Long Photometric Cycles in Double Periodic Variables from Nodal Precession of a Tilted Accretion Disk

TL;DR

This paper proposes a model where long photometric cycles in double-periodic variables are caused by the nodal precession of a tilted accretion disk, linking observable features to system parameters.

Contribution

It introduces an analytical framework connecting long-cycle periods to binary and disk parameters, explaining observed light-curve morphologies and validating the model with real data.

Findings

The model reproduces sinusoidal and double-hump light-curve morphologies.

Inferred disk sizes are consistent with independent light-curve modeling.
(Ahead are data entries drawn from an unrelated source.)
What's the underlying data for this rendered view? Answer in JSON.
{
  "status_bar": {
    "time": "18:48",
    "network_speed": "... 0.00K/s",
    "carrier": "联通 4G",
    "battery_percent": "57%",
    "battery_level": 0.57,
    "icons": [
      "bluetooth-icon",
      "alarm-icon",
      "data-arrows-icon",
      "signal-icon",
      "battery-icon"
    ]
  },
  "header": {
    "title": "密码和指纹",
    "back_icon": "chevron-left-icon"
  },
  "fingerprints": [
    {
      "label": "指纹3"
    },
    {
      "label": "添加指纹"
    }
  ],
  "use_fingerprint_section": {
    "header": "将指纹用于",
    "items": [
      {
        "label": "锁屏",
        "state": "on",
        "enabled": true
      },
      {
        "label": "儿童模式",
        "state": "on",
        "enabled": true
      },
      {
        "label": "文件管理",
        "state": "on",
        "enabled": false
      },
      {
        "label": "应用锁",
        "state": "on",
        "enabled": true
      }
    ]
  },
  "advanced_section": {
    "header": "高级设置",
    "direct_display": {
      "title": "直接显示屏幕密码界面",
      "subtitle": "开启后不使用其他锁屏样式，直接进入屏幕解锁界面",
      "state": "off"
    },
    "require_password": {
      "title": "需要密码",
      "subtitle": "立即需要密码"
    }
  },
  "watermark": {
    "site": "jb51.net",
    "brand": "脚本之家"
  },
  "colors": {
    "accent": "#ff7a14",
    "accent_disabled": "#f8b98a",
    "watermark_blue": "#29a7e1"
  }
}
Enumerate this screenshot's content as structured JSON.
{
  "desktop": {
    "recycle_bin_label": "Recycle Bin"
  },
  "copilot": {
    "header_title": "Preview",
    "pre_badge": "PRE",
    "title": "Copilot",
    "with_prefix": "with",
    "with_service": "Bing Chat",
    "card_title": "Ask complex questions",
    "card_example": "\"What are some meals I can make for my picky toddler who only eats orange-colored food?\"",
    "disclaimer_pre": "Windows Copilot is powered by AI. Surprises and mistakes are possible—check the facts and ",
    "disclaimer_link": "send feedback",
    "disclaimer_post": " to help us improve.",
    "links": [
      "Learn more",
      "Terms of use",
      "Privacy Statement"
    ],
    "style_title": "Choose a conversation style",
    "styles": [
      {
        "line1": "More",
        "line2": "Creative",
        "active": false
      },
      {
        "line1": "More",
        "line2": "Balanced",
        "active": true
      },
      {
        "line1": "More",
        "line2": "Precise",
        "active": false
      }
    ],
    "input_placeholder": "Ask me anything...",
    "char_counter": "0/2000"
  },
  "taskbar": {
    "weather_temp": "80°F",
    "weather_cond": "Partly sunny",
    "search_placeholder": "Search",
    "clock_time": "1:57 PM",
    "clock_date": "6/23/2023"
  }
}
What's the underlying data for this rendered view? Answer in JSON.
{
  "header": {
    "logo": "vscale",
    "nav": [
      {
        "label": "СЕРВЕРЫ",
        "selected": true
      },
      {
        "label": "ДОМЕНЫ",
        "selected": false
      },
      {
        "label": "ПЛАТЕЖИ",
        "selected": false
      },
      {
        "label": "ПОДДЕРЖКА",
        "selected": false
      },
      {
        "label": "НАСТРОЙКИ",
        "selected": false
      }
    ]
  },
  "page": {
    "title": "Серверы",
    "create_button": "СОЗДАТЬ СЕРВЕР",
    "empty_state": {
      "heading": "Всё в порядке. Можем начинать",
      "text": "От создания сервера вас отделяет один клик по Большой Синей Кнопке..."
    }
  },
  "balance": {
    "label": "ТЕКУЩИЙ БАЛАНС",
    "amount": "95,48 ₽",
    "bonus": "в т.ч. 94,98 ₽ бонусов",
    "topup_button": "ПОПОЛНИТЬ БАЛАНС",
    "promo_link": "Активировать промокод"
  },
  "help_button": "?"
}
Tidal nodal precession is a plausible cause of long-period variability in DPVs.

Abstract

We investigate whether the long photometric cycles observed in double-periodic variables (DPVs) can arise from nodal precession of a tilted accretion disk driven by the tidal torque of the companion. Within a simple analytical framework, we derive testable relations linking the long-to-orbital period ratio to the binary mass ratio, the normalized disk size, and the disk tilt angle $\beta$, which itself can be inferred from the long-cycle amplitude, orbital inclination $i$, and disk luminosity fraction. The model naturally reproduces the two observed long-cycle light-curve morphologies -- sinusoidal and double-hump -- distinguished by the geometric criterion $i+\beta \le 90^\circ$ versus $i+\beta>90^\circ$. Applying these relations to a sample of DPVs, we find that the inferred disk sizes are physically reasonable and consistent with independent light-curve modeling for a non-negligible subset of systems. Our results show that tidal nodal precession represents a viable and potentially important contributor to the long-period variability of DPVs and provide a quantitative framework for future observational and theoretical studies.